- scipy.sparse.csgraph.dijkstra(csgraph, directed=True, indices=None, return_predecessors=False, unweighted=False)¶
Dijkstra algorithm using Fibonacci Heaps
New in version 0.11.0.
csgraph : array, matrix, or sparse matrix, 2 dimensions
The N x N array of non-negative distances representing the input graph.
directed : bool, optional
If True (default), then find the shortest path on a directed graph: only move from point i to point j along paths csgraph[i, j]. If False, then find the shortest path on an undirected graph: the algorithm can progress from point i to j along csgraph[i, j] or csgraph[j, i]
indices : array_like or int, optional
if specified, only compute the paths for the points at the given indices.
return_predecessors : bool, optional
If True, return the size (N, N) predecesor matrix
unweighted : bool, optional
If True, then find unweighted distances.
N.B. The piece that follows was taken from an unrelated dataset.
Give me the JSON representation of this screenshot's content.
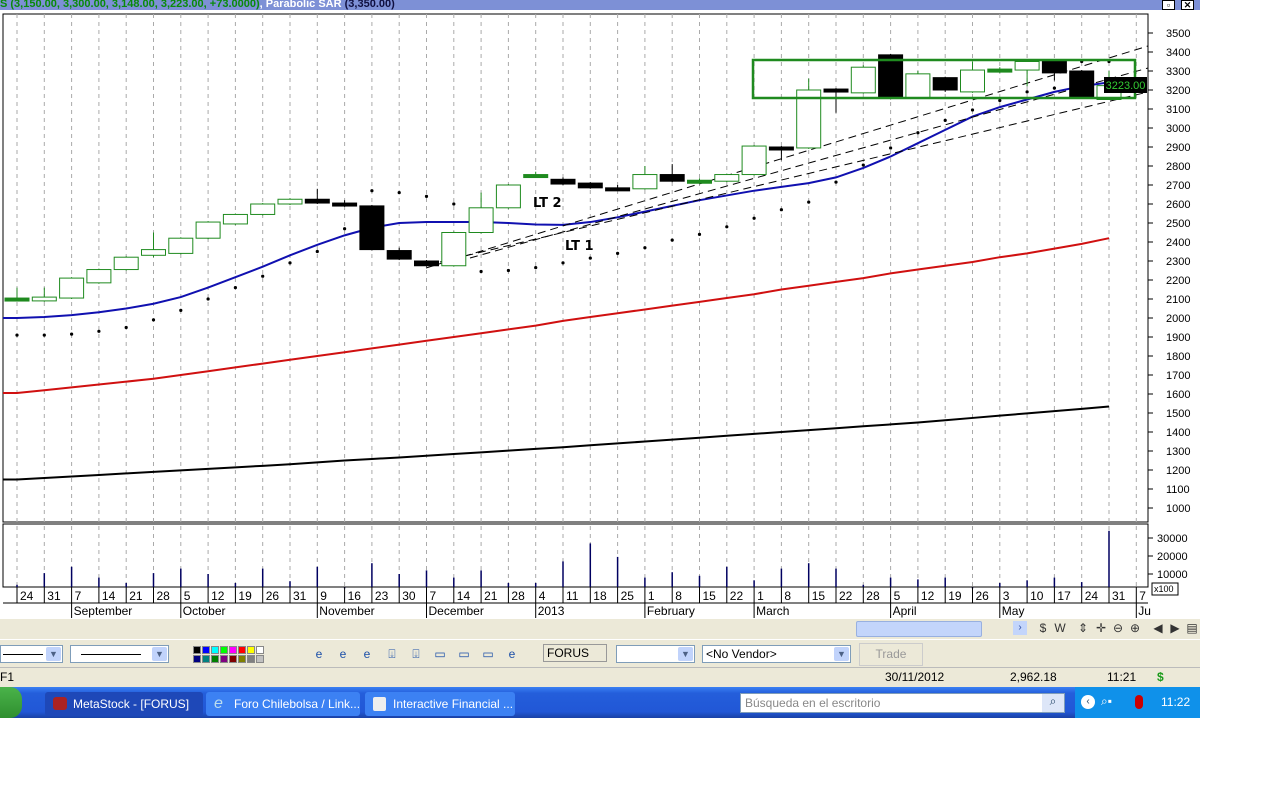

That is, rather than finding the path between each point such that the sum of weights is minimized, find the path such that the number of edges is minimized.
dist_matrix : ndarray
The matrix of distances between graph nodes. dist_matrix[i,j] gives the shortest distance from point i to point j along the graph.
predecessors : ndarray
Returned only if return_predecessors == True. The matrix of predecessors, which can be used to reconstruct the shortest paths. Row i of the predecessor matrix contains information on the shortest paths from point i: each entry predecessors[i, j] gives the index of the previous node in the path from point i to point j. If no path exists between point i and j, then predecessors[i, j] = -9999
As currently implemented, Dijkstra’s algorithm does not work for graphs with direction-dependent distances when directed == False. i.e., if csgraph[i,j] and csgraph[j,i] are not equal and both are nonzero, setting directed=False will not yield the correct result.
Also, this routine does not work for graphs with negative distances. Negative distances can lead to infinite cycles that must be handled by specialized algorithms such as Bellman-Ford’s algorithm or Johnson’s algorithm.